Lapse Rate - Plot and Definitions

Lapse Rate
Rate of change of some atmospheric variable. On these pages, it refers to the change in temperature with altitude. Normally expressed as the negative change in temperature per kilometer, I have used values with the opposite sign. Note - in the graph, the lapse rate lines have a slope of one over the specified value ... this is because the lapse rate is change in temperature over the change in height, and temperature is on the x-axis.
DALR - Dry Adiabatic Lapse Rate (-9.760 C/km)
When a gas is compressed it gets warmer, when it expands it cools. The Dry Adiabatic Lapse Rate is the change in temperature expected when a parcel of air move up in the atmosphere to where the pressure is lower.
SALR - Saturated Adiabatic Lapse Rate - aka MALR - Moist Adiabatic Lapse Rate
This is the lapse rate when water changes phase. This varies from about -3.0 C/km to the DALR - it varies with both temperature and pressure. In the graph, the SALR line has a value of -4.

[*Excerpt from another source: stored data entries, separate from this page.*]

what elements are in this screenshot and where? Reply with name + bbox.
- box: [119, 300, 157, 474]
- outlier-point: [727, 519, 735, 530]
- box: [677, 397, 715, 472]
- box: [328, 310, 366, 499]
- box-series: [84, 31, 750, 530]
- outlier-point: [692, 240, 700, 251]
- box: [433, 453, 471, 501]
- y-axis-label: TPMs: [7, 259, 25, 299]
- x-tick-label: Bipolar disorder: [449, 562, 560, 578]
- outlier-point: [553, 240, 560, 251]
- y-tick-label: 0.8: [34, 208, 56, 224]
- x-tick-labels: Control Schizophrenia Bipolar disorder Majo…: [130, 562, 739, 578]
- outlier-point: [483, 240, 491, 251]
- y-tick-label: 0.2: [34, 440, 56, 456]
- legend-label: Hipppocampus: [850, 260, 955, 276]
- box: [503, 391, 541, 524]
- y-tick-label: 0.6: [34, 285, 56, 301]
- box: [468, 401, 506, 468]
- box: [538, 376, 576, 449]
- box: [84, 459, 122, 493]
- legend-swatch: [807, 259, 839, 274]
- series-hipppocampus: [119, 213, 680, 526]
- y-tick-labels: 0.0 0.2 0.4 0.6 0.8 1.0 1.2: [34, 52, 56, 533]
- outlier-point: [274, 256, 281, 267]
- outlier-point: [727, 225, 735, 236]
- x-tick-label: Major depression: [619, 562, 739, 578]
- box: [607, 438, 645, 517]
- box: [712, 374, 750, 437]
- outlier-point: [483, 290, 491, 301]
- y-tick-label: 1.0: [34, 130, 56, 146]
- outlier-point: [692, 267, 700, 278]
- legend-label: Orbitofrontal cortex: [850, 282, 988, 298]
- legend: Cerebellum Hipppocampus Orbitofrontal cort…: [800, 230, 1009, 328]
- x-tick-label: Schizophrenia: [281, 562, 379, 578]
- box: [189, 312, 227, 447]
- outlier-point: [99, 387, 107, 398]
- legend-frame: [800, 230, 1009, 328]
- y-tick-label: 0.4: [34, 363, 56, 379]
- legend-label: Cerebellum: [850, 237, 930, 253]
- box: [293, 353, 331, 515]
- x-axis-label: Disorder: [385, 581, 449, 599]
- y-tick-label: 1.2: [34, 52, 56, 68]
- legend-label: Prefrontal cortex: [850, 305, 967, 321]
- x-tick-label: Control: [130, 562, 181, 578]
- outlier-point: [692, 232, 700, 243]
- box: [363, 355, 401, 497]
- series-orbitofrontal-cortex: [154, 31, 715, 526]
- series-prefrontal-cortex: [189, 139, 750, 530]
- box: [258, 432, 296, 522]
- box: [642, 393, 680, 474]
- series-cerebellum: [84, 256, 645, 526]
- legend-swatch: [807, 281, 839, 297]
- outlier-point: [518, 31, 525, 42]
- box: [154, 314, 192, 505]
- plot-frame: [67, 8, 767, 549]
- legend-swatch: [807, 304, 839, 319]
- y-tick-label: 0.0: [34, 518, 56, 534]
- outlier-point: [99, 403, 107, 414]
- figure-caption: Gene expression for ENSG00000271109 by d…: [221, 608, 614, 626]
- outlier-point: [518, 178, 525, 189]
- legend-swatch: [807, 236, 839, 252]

ELR - Environmental Lapse Rate
This is the actual measured change in temperature. The standard (average, expected) in the troposphere is -6.5 C/km ... which is the value in the graph.
Standard Environmental Lapse Rates - by definition
The graph includes both the 1964 and 1976 standards. As you can see, the real atmosphere never looks like these. Besides that atmosphere being much colder in the Tropopause, the top of the Troposphere varies day to day, with the seasons, and with latitude.
The plotted data comes from noaa.
I just picked a few records that appeared to not have any clouds. The data is collected at 00:00 UTC and 12:00 UTC of each day. For Jacksonville, FL, (UTC -5:00) that corresponds to 7:00 pm and 7:00 am respectively ... ignoring daylight savings time.